Wednesday, December 27, 2006

12.28.06 kulturnatib

Ligalig

I don't follow Tagalog movies much. From experience, I have found them to be a waste of time and money. There are, of course, exceptions. But these have been few and far between. I have been told though that the independent, alternative and digital film scene has become vibrant in the past few years. Proof of this is the slew of (necessarily small) productions, festivals, and awards and recognition garnered by these that have made it to the international film fest circuit.

Cesar Montano is a name that is bruited about as among the new film makers who are invigorating the steadily growing moribund local film industry. He is, of course, an actor first and foremost. And he is not the first to cross over from being in front of the camera to getting behind it, but perhaps, the first to garner a major award with a first attempt. In 2004, he won best director award in the Manila International Film Festival (MIFF) with his movie, “Panaghoy sa Suba.”

For this year's MIFF Montano once more has an entry. “Ligalig,” is a movie that tries to, looks like it is trying to put an MTV, digital edge and a straightforward psychological, crime thriller together. The result, however, is like barako coffee with sour cream dressing. It leaves one with an indescribable taste in the mouth and a determination not to try it again.

A friend, like many female friends who frankly admit to being taken by Montano's good, 'matinee idol' looks, badgered me into watching this movie. Both of us have seen a Montano movie before, but with opposite impressions. She saw “Bagong Buwan,” and considered Montano to be excellent in that movie. I saw “Panaghoy” and thought the movie to fall short of its ambitions. But, we both agreed that the movie poster for this latest Montano was intriguing and well-done.

“I like it already,” she said with the first minutes into the movie that featured solarized close-ups, gritty and soft-focus scenery, edgy title and credits work and gothic-rock soundtracks. I agreed.

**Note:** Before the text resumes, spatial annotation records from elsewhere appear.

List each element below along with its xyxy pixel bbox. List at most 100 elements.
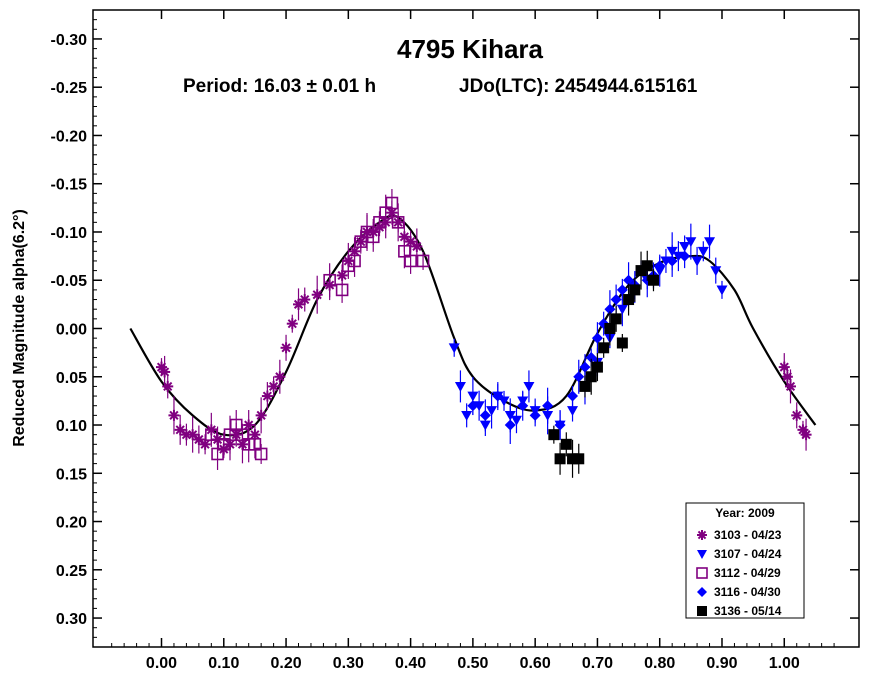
y-axis: -0.30 -0.25 -0.20 -0.15 -0.10 -0.05 0.00 0.05 0.… xyxy=(51,9,859,648)
data-point xyxy=(666,255,678,267)
legend-box xyxy=(685,502,805,619)
data-point xyxy=(492,390,504,402)
data-point xyxy=(416,254,430,268)
data-point xyxy=(254,447,268,461)
data-point xyxy=(784,380,796,392)
data-point xyxy=(704,237,716,248)
y-tick-label: 0.20 xyxy=(56,515,87,532)
data-point xyxy=(604,323,616,334)
asterisk-stroke xyxy=(200,439,210,449)
x-tick-label: 0.30 xyxy=(333,655,364,672)
y-tick-label: -0.30 xyxy=(51,32,88,49)
data-point xyxy=(567,390,579,402)
data-point xyxy=(486,406,498,417)
data-point xyxy=(162,380,174,392)
legend-marker xyxy=(697,550,707,559)
legend-marker xyxy=(697,587,707,597)
asterisk-stroke xyxy=(287,319,297,329)
asterisk-stroke xyxy=(188,430,198,440)
x-tick-label: 0.60 xyxy=(520,655,551,672)
data-point xyxy=(647,274,659,286)
data-point xyxy=(467,400,479,412)
asterisk-stroke xyxy=(300,294,310,305)
x-tick-label: 0.90 xyxy=(706,655,737,672)
data-point xyxy=(498,396,510,407)
data-point xyxy=(517,400,529,412)
data-point xyxy=(781,371,793,383)
data-point xyxy=(348,254,361,268)
data-point xyxy=(461,410,473,421)
asterisk-stroke xyxy=(262,391,272,401)
data-point xyxy=(504,419,516,431)
y-tick-label: 0.15 xyxy=(56,466,87,483)
data-point xyxy=(385,196,399,210)
data-point xyxy=(585,371,597,383)
data-point xyxy=(311,289,323,301)
data-point xyxy=(168,409,180,421)
asterisk-stroke xyxy=(779,362,789,372)
data-point xyxy=(585,351,597,363)
data-point xyxy=(548,429,560,441)
data-point xyxy=(554,453,566,465)
y-tick-label: -0.25 xyxy=(51,80,88,97)
data-point xyxy=(591,361,603,373)
data-point xyxy=(280,342,292,354)
y-tick-label: 0.25 xyxy=(56,563,87,580)
period-text: Period: 16.03 ± 0.01 h xyxy=(183,76,376,97)
asterisk-stroke xyxy=(275,372,285,382)
data-point xyxy=(616,337,628,349)
data-point xyxy=(205,428,218,441)
asterisk-stroke xyxy=(412,241,422,252)
data-point xyxy=(467,391,479,402)
asterisk-stroke xyxy=(160,367,170,377)
data-point xyxy=(573,453,585,465)
data-point xyxy=(616,284,628,296)
data-point xyxy=(604,303,616,315)
asterisk-stroke xyxy=(194,434,204,445)
y-axis-label: Reduced Magnitude alpha(6.2°) xyxy=(11,209,28,447)
data-point xyxy=(523,382,535,392)
data-point xyxy=(411,240,423,252)
data-point xyxy=(159,366,171,378)
y-tick-label: 0.30 xyxy=(56,611,87,628)
data-point xyxy=(623,294,635,306)
data-point xyxy=(610,294,622,306)
asterisk-stroke xyxy=(312,290,322,300)
asterisk-stroke xyxy=(169,410,179,420)
data-point xyxy=(716,285,728,296)
data-point xyxy=(261,390,273,402)
data-point xyxy=(579,361,591,373)
x-tick-label: 0.20 xyxy=(270,655,301,672)
data-point xyxy=(679,250,691,262)
data-point xyxy=(791,409,803,421)
series-group xyxy=(548,250,659,478)
data-point xyxy=(654,260,666,272)
data-point xyxy=(323,273,336,287)
data-point xyxy=(243,419,255,431)
data-point xyxy=(554,419,566,431)
data-point xyxy=(299,294,311,306)
data-point xyxy=(391,216,405,229)
y-tick-label: 0.10 xyxy=(56,418,87,435)
x-tick-label: 0.10 xyxy=(208,655,239,672)
x-tick-label: 0.40 xyxy=(395,655,426,672)
data-point xyxy=(691,256,703,267)
legend-entry: 3136 - 05/14 xyxy=(714,604,782,618)
data-point xyxy=(591,332,603,344)
series-group xyxy=(205,189,430,470)
data-point xyxy=(199,438,211,450)
asterisk-stroke xyxy=(792,410,802,420)
data-point xyxy=(573,371,585,383)
y-tick-label: -0.20 xyxy=(51,128,88,145)
asterisk-stroke xyxy=(175,425,185,435)
asterisk-stroke xyxy=(801,430,811,440)
asterisk-stroke xyxy=(163,381,173,392)
data-point xyxy=(567,406,579,417)
asterisk-stroke xyxy=(406,237,416,247)
asterisk-stroke xyxy=(697,530,707,540)
y-tick-label: -0.10 xyxy=(51,225,88,242)
asterisk-stroke xyxy=(337,270,347,281)
data-point xyxy=(479,409,491,421)
data-point xyxy=(685,237,697,248)
x-tick-label: 0.50 xyxy=(457,655,488,672)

Then the movie moves on to what clearly looks like green-mask technique where a foreground action gets superimposed on a background thats supposed to look like a complete scenery. In this case, it is Montano supposedly in a cab – he is a cabbie – driving through Metro Manila though it is impossible to tell just where.

And, in what is a dead give-away, Montano drives like nobody drives in a vehicle that is moving. He holds the steering wheel steadily in zero position. Even a child driving a toy car knows that anything that is moving will always have a small left-right, maybe even up-down play. But, Montano is oblivious to this even while his cab is supposed to be turning as can be seen from the moving background.

But the worse is still to come.

There are characters that are developed only within what's possible in half a sheet of tissue paper, there are scenes that are so gratuitously expected – Katya Santos is so voluptuous that an outdoor shower scene where the camera crawls up and down her glistening body is as expected as fat on pork adobo – there are the police who go about sleep-walking like in their investigation that, in the end, still results in a solution to the crime and there is the action-rooted Montano who has to sneak in an action sequence that leaves one's head in a spin dryer.

This is a technique driven film. And the techniques are that of digital editing and animation. Substance wise it attempts at a montage. But, it is still clearly motivated by the realities of the box-office so there has to be some kind of story behind all that.

Here, the movie fails miserably. One has to look for the story behind or beyond the movie. One has to find it in one's brain, not imagination. Imagination cannot work in a vacuum. Imagination has to work on something.

Here, there is nothing. Or, actually, there are too many things – the bane of Tagalog movies – that amount to nothing.

Box-office wise it doesn't even look promising. There were a total of six other people in the whole theater with us, a day into the festival, who were clueless or simply, perhaps, like us, didn't have enough brains to remember that the old saying about not judging a book by its cover actually meant something.